"O isolamento da Rússia na ONU é impressionante". Duas fotografias que ilustram o apoio de dezenas de diplomatas à Ucrânia

Agência Lusa , FMC
25 ago, 00:15
Diplomatas da ONU unem-se junto de diplomata ucraniano (Twitter de 
Sergiy Kyslytsya)

No dia que assinalam seis meses de guerra e que se comemora a independência da Ucrânia, o Conselho da ONU reuniu e reafirmou "o compromisso com a soberania e integridade territorial da Ucrânia"

Dezenas de diplomatas uniram-se esta quarta-feira em torno do embaixador ucraniano na ONU, num gesto de apoio quando se assinalam seis meses de guerra, enquanto o diplomata russo permaneceu sozinho, reforçando o isolamento da Rússia no plano internacional.

Em duas fotografias partilhadas esta quarta-feira pelo embaixador adjunto do Reino Unido nas Nações Unidas (ONU), na rede social Twitter, é possível ver ilustrado o isolamento russo naquele órgão.

Enquanto numa das imagens é possível ver o momento em que vários diplomatas rodearam o ucraniano Sergíy Kyslytsya, enquanto falava à imprensa junto à sala do Conselho de Segurança, numa outra fotografia vê-se o embaixador russo Vasily Nebenzya completamento sozinho a falar com jornalistas.

"Hoje [esta quarta-feira] fiquei junto com Sergíy Kyslytsya e 56 outros países para reafirmar o nosso compromisso com a soberania e integridade territorial da Ucrânia. O embaixador da Rússia ficou sozinho com as suas mentiras e desinformação", escreveu o diplomata do Reino Unido James Kariuki.

"Seis meses após a invasão ilegal, o isolamento da Rússia na ONU é impressionante", advogou Kariuki.

Desde o início da guerra, há precisamente seis meses, a ONU tem sido um dos palcos onde o isolamento da Rússia mais se tem notado.

O Conselho de Segurança da ONU reuniu-se esta quarta-feira - num encontro solicitado pela Albânia, França, Irlanda, Noruega, Reino Unido e Estados Unidos da América - para discutir a situação na Ucrânia, no momento em que se cumprem seis meses da ofensiva militar da Rússia no país, iniciada em 24 de fevereiro.

A reunião também coincide com o aniversário da independência da Ucrânia, declarada em 24 de agosto de 1991, pouco antes da dissolução formal da União Soviética, de que fazia parte.

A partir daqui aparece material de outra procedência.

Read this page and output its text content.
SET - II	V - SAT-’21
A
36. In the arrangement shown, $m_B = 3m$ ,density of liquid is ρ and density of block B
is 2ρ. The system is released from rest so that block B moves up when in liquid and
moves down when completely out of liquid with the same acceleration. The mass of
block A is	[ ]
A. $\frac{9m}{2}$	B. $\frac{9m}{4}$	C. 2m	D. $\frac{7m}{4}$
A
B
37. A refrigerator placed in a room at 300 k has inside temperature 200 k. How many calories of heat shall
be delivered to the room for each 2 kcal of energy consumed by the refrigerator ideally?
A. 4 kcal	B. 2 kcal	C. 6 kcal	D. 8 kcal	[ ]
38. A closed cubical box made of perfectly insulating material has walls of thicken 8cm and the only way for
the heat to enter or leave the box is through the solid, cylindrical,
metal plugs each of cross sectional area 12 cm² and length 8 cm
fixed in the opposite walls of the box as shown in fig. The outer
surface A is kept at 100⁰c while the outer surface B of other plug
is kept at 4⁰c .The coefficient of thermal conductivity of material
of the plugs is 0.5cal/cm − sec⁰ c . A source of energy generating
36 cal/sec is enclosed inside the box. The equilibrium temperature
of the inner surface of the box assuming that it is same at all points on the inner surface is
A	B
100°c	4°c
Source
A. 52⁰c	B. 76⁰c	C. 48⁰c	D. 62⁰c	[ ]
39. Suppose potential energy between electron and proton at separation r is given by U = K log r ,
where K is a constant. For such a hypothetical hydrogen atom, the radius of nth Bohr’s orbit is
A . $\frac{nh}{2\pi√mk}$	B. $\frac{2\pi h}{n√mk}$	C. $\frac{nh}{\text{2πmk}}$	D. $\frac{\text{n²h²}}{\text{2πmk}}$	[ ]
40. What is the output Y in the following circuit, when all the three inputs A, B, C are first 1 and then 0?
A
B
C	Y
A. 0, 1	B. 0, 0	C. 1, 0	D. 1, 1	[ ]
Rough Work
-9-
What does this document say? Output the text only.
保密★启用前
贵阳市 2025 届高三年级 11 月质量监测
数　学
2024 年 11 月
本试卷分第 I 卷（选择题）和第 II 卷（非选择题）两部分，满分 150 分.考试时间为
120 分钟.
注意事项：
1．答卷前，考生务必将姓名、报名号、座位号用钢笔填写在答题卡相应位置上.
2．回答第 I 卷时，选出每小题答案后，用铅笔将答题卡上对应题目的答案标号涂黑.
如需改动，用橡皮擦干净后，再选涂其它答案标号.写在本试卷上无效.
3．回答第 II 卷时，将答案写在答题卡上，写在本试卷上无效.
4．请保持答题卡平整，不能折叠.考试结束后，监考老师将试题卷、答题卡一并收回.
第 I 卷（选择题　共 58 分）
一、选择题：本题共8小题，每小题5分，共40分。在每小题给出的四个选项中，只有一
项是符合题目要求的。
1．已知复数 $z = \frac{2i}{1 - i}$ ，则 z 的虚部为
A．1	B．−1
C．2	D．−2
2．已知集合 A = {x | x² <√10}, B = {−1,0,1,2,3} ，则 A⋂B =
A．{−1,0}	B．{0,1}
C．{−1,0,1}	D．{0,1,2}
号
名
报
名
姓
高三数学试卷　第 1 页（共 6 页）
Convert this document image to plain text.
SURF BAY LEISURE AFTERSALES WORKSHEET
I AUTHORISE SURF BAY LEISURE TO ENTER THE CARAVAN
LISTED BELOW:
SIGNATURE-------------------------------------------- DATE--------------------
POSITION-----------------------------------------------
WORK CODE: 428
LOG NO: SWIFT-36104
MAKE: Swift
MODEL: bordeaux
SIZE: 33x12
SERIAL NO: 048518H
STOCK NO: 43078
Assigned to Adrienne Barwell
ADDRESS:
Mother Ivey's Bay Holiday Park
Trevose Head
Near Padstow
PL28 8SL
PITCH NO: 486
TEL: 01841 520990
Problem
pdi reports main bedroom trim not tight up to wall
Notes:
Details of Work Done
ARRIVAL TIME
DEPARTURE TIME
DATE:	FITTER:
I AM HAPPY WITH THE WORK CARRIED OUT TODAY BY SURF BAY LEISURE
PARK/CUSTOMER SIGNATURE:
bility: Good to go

A reunião contou com a participação de representantes diplomáticos e altos funcionários da ONU, entre eles o próprio secretário-geral, António Guterres, assim como o Presidente ucraniano, Volodymyr Zelensky, que discursou por videoconferência.

Logo após o início da reunião, a Rússia (um dos cinco membros permanentes do Conselho de Segurança e com poder de veto) opôs-se à participação de Zelensky através de videoconferência, afirmando que esse formato contradiz os requisitos do protocolo do órgão.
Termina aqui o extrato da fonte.